Üçüncü teşebbüs, bir iş adamımızdan geliyor. Bir büyük müteahhit, Türkiye’ye bir şeyler borçlu olduğu kanısında ve bir uçak fabrikası kuruyor Nuri Demirağ İstanbul’da. Ve uçak performansını ispat ettiği halde siparişler geri alınıyor ve firma batıyor. Üçüncü, 50’lili yıllardaki üçüncü uçak macerası.
Şimdi Türkiye, TUSAŞ’ı kurmuş durumda ve suya sabuna dokunmayan küçücük parçaları üretebilen sadece bir montaj fabrikası. Sevgili kardeşlerim, Türkiye üzerine çok oyunlar oynanıyor ama her seferinde onlar başarılı ve Türkiye'deki ülkelerinin üzerine titreyen insanların gözleri kapalı, kulakları sağır. Bu maceralar boşuna değil, adamlar sizin dünya üzerinde bir gün egemen olacağınızı biliyorlar ve buna mâni olmak için her şeyi yapmaktalar. Osmanlı’nın mahvı bu hedeflere dışarıdakilerin yönelmesinden ve içerdeki işbirlikçileri ayarlamalarından kaynaklanıyor. Şimdi içine düştüğümüz durum, Türkiye'ye oynanan kaçıncı oyundur. Türkiye, korkunç bir tuzağın girdabında onların hedeflediği standartlara doğru yürüyor. Binlerce yıldan beri süren bir dünya hâkimiyeti peşinde bir küresel imparatorluk illimunati, şeytana tapanların tuzağı. Dünyadaki en zengin 10 adamın merkezi oluşturduğu bir yeni dünya nizamı için kaos oluşturma teşebbüsü. Adamlar hükümetlerini kurmuşlar. Hükümetlere dünya imparatorluğu için bakan tayin ediyorlar ve bir tanesi de illimunati bakanlığı. Sevgili kardeşlerim, illimunati; iç aydınlanma demektir, parıldama ve parıltısını dışa vurabilmek demektir.
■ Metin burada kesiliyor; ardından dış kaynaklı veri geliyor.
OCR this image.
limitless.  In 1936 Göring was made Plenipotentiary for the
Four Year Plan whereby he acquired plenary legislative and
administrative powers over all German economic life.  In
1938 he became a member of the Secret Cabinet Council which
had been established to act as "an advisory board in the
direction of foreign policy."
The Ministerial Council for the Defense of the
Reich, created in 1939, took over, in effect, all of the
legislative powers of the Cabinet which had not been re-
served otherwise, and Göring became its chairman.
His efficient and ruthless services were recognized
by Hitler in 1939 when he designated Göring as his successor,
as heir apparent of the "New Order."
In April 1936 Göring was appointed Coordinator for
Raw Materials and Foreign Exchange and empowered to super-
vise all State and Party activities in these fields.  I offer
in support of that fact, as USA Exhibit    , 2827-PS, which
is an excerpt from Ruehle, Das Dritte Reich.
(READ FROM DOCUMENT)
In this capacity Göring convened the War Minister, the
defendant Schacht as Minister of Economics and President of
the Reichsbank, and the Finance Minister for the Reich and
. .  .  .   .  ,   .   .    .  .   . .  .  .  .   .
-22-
Ancak Allah’ın yolunda sağlanabilen bir sonuçtur ama bu insanların bazıları kendilerini Tanrı kabul ediyorlar. Yanlış işitmediniz, kendilerinin de Tanrı olduğunu iddia ediyorlar.
Sevgili öğrenciler, izleyenler ve dinleyenler, bu konunun detaylarını o kitaptan öğrenin. Kitabın adı: İllimunati. Ve dünyanın ve bu arada tabiatıyla en çok bizi alâkadar eden, biz Türkleri alâkadar eden Türkiye'nin içine düştüğü tuzak. IMF’nin konumu ne, Dünya Bankası’nın konumu ne; oradan hepsini birer birer çıkaracaksınız. Dünya Bankası’ndan ayrılan uzmanların açıkladığı gerçeklerle Dünya Bankası’nın gerecek yüzü ortaya çıkmıştır. IMF’den ayrılanların da açıklamalarıyla IMF’nin gerçek yüzü ortaya çıkmıştır. Artık aksini iddia edebilecekleri bir şey kalmadı. Ve Türkiye onların, küresel imparatorluğun tuzağına düşmüş durumda.
Düşünebiliyor musunuz sevgili kardeşlerim, adamlar 8 tane uydudan bütün dünyaya yayın yapmaktalar. On binlerce dünyanın her tarafından belediye başkanını merkezlerine çağırıp orada eğitme talebinde adamlar. Kısa bir seminer dizaynı içerisinde dünya imparatorluğunun şehirlerini kurmak amaçları ve ülkeleri çökerterek onların kaynaklarına sahip olmak. Öyleyse ülkenize sahip çıkın. Doğruları öğrenip, yanlışları öğretmeye çalışanlara anlatın. Biz, bir tek uydudan sizlere seslenmek imkânının sahibiyiz ve bu konuşmalarımızın da birçok insanı rahatsız edeceğini bilmekteyiz ama Türkiye geleceğin bir büyük ülkesi mutlaka olacaktır, içteki ve dıştaki bütün düşmanlıklara rağmen.
Bilim suallerine geçiyorum sevgili öğrenciler, izleyenler ve dinleyenler. Dr. Abdulcabbar Boran ilk suali soruyor:
SORU: “Maddeyi oluşturan elektron ve karşıt elektronların sahip olduğu negatif ve pozitif elektrik yükleriyle negatif ve pozitif manyetik alanlar arasında bir ilişki var mı?” diye soruyor Cabbar.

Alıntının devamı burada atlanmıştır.